The Boyfriends/The Long Blondes

Simple drums . . . atmospheric guitar scratches . . . Peter Hook-style twangy bass line . . . Johnny Marr riff . . .

The opening to No Tomorrow is classic indie rock – melancholy, resigned, smart – it’s all we ever wanted. There’s no question about it, The Boyfriends are a tight unit: Richard Adderley (former rhythm guitarist with Jack) and David Barnett (Suede biographer, almost-Fosca singer) create music that doesn’t put a foot wrong. Just when you’re ready to fall in love, the vocals begin. The closest comparison to Martin Wallace’s voice is not Morrissey, as some have said, but some 80’s Thatcherite comedian doing a parody of Morrissey as part of his act.

Amazingly, the song even manages to excuse Martin Wallace’s drone. What it doesn’t excuse, however, is the lyrics:

Don’t spend too much thinking and forget to stop living, / for you might find that life is passing you by./Live like there’s no tomorrow, / this very day could be your last.

A string of cliches is a string of cliches, but these must win some award for banality.

Their second song, I Love You, rips off Mansun’s Take it Easy (Chicken) with its three-note riff. And again, the lyrics undermine it: “If I know love then this is it,/Cupid scored a direct hit.” But then who listens to lyrics these days?
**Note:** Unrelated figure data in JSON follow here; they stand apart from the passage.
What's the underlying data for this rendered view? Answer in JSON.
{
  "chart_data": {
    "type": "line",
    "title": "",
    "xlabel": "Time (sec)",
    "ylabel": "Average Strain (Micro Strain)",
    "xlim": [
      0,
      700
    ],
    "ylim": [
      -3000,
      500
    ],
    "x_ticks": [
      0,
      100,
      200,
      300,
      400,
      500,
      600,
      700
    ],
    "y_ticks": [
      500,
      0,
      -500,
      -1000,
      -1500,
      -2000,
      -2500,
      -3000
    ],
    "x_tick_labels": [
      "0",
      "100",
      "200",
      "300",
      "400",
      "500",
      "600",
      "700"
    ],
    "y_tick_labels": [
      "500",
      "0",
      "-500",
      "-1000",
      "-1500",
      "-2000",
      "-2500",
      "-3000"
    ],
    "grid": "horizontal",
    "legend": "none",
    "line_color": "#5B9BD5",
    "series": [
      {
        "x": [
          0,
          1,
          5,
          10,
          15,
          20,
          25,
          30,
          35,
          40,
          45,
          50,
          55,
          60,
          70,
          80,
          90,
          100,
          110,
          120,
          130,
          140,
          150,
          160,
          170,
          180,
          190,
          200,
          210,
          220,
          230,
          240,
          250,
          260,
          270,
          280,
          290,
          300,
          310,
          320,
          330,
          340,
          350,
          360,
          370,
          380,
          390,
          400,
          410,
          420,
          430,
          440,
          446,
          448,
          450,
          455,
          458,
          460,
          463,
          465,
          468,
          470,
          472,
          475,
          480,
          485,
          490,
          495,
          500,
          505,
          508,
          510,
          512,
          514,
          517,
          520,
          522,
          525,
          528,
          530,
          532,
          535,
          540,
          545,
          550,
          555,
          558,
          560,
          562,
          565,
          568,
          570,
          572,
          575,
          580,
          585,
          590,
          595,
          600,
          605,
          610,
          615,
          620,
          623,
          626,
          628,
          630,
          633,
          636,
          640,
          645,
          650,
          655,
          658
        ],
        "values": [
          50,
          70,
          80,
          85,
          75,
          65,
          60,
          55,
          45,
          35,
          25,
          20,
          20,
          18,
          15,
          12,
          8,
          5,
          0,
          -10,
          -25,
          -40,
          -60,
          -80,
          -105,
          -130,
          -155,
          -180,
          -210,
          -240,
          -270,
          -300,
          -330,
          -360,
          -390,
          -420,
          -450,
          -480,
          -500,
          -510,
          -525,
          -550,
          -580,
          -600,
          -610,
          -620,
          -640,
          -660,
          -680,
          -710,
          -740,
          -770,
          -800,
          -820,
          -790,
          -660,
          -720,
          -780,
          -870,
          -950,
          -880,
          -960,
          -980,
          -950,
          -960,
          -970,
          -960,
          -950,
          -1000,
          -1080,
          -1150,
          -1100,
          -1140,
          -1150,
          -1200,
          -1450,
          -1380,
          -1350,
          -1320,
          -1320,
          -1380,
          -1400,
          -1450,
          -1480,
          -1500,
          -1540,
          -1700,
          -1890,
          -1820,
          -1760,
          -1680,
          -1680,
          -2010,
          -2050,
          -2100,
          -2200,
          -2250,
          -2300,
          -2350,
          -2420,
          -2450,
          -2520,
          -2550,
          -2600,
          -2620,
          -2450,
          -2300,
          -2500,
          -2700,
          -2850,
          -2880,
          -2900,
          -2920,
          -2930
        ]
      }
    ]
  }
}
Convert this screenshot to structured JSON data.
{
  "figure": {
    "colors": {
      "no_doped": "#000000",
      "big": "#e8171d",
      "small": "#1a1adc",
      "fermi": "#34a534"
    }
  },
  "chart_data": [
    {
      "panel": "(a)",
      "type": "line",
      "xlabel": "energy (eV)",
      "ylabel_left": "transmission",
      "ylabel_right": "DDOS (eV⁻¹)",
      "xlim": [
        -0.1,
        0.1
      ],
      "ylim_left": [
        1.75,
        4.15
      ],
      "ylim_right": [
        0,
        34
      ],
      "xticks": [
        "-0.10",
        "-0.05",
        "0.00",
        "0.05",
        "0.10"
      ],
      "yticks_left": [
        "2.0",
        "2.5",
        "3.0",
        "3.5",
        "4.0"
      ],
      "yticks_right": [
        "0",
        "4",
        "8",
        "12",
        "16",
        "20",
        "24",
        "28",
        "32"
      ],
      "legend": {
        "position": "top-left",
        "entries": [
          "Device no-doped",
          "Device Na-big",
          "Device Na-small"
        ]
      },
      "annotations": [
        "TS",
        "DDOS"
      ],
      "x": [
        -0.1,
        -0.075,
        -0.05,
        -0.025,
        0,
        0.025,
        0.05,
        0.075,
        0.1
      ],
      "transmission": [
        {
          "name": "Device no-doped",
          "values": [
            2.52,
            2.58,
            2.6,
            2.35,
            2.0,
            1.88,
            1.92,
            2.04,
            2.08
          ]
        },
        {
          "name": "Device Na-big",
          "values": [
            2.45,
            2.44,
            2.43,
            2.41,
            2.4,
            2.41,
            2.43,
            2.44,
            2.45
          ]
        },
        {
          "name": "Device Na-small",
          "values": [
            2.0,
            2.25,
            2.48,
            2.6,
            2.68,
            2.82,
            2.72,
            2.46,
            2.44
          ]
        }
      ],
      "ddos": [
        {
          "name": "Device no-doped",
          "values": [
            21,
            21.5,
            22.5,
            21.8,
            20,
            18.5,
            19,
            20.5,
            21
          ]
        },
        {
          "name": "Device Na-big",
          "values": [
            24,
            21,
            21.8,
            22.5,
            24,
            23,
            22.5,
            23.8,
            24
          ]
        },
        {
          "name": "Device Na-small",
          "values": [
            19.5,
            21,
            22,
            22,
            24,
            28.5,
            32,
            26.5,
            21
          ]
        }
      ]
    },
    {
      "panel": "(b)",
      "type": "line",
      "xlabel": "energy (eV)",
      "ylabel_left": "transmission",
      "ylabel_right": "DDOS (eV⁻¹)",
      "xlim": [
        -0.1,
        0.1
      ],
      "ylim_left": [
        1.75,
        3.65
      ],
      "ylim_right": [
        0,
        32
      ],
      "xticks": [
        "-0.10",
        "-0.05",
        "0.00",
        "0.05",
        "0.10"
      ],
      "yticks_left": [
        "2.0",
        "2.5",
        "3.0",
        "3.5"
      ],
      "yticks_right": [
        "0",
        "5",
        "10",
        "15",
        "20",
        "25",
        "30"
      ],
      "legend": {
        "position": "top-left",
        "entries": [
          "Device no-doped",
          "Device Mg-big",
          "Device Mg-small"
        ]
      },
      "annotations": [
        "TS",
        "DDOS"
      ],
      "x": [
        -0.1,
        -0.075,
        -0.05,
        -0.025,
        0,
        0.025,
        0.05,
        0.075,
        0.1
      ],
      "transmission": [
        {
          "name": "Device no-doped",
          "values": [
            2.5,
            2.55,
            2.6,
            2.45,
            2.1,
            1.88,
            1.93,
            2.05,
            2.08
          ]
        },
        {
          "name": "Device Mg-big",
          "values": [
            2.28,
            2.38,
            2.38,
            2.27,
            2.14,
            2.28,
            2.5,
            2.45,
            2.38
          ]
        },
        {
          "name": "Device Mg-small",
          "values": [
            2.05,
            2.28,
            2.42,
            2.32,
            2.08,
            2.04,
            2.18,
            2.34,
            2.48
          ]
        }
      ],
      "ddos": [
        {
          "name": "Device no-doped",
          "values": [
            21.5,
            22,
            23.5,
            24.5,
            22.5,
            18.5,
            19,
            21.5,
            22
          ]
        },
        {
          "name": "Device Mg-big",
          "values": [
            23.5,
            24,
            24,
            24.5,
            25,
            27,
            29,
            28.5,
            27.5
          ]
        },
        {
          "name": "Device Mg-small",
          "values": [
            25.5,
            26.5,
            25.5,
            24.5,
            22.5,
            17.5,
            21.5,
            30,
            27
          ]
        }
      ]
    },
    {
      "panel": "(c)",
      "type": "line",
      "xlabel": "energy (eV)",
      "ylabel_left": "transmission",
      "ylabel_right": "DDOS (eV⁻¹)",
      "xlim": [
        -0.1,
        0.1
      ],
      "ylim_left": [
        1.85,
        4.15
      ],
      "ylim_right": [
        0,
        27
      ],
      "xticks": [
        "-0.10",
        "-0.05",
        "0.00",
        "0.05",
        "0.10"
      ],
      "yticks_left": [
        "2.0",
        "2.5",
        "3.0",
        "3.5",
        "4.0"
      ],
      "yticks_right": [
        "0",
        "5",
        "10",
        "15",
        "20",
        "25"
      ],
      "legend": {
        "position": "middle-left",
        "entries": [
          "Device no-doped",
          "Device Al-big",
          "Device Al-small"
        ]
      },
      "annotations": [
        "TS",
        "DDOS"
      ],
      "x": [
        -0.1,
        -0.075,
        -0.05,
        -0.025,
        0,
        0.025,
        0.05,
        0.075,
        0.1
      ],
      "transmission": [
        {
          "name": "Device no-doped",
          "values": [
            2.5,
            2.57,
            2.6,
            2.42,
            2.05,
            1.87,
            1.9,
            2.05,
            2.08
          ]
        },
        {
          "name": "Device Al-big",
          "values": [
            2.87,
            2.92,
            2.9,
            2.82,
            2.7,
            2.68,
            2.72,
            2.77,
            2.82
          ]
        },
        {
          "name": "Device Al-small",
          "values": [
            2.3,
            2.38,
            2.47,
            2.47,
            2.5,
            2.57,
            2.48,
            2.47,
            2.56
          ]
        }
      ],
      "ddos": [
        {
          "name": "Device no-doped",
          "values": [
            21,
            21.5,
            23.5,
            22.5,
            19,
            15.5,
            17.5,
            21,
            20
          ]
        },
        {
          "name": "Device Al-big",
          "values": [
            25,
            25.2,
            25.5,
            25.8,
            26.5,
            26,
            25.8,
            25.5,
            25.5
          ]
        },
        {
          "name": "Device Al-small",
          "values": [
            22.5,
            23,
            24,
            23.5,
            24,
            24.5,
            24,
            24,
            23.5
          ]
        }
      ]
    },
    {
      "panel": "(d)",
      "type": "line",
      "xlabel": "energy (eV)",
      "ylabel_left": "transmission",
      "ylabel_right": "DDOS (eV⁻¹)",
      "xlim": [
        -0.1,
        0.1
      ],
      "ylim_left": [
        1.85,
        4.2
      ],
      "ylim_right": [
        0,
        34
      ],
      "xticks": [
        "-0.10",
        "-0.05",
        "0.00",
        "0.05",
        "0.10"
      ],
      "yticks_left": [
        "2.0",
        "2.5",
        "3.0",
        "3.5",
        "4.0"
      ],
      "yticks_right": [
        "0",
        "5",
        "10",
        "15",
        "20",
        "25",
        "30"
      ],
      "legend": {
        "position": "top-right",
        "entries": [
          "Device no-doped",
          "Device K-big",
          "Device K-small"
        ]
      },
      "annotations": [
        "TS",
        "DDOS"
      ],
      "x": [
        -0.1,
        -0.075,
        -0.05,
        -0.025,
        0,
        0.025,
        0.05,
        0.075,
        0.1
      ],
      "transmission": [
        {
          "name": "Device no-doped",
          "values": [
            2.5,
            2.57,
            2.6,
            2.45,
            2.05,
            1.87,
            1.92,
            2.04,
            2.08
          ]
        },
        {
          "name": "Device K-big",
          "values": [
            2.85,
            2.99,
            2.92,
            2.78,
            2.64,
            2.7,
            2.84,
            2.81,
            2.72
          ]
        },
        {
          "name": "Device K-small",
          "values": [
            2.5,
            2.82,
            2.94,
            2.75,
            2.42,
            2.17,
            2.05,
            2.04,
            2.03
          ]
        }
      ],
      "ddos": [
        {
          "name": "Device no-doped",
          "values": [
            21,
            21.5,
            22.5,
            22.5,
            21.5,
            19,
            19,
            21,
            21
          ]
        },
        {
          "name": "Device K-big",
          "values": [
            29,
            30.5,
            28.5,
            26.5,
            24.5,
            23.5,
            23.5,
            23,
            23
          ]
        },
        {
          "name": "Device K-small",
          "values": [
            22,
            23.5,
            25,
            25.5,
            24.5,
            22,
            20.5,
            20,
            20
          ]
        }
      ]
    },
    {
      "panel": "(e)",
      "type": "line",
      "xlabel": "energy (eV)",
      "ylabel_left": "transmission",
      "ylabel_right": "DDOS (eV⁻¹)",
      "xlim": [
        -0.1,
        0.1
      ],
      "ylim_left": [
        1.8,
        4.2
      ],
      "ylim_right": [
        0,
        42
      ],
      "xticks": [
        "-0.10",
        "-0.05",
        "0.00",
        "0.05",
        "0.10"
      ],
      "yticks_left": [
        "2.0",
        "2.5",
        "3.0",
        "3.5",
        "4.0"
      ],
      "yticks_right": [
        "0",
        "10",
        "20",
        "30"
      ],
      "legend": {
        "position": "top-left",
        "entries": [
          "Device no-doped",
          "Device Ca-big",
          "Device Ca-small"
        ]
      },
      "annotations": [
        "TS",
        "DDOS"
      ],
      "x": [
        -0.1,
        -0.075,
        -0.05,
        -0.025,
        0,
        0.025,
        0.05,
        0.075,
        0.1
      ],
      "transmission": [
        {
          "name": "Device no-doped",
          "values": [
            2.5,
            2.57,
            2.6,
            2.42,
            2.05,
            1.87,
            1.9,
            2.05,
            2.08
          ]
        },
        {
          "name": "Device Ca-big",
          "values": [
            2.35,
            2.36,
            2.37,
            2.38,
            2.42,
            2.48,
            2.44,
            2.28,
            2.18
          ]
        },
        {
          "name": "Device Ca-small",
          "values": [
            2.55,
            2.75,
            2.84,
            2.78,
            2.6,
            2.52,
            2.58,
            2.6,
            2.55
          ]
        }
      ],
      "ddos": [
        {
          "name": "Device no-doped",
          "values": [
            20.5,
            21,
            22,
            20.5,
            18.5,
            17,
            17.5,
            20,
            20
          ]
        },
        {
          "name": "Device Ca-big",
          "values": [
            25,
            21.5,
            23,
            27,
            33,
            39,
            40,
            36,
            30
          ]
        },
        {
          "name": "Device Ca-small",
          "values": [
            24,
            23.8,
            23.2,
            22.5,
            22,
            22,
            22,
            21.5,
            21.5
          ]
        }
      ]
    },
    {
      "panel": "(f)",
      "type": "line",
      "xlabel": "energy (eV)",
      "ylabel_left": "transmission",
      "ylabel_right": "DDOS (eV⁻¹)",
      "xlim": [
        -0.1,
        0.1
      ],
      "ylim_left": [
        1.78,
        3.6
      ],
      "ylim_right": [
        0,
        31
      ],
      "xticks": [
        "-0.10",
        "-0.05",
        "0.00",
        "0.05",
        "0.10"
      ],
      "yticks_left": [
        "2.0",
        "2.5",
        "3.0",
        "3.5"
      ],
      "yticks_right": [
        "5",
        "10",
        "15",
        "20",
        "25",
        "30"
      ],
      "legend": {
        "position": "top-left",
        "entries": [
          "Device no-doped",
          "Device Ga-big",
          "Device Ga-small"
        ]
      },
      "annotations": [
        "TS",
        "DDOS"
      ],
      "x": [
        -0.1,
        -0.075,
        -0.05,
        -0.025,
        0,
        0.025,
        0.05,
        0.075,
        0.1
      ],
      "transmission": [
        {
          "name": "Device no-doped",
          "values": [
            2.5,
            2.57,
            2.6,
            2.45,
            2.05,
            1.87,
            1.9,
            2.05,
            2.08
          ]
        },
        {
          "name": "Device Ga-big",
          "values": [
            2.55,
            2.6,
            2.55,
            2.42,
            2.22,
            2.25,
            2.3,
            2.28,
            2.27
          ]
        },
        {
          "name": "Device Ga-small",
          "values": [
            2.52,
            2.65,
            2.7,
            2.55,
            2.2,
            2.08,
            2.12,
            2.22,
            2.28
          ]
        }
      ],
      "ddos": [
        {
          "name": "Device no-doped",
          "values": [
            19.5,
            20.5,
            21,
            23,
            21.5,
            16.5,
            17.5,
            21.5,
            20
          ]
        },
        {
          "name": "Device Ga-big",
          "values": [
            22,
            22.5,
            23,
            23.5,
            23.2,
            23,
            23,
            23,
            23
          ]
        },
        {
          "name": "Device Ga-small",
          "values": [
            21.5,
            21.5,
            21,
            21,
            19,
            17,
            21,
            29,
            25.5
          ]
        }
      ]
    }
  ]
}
The Long Blondes are a different proposition, for one thing you can barely hear the lyrics amid the shoddy production. They sound like a generic girl-fronted new wave band. Not one of the famous ones, like Blondie, nor one of the cult ones, like The Slits, but another more anonymous one. Their first song, Autonomy Boy, is like Elastica being dragged backwards through a hedge. The second, The Long Blonde, sounds so authentically punkish that one would have thought that the 7-inch has been kicked around the carpet for the last 26 years. The only thing that’s inauthentic is the fact that it is all so drawn out.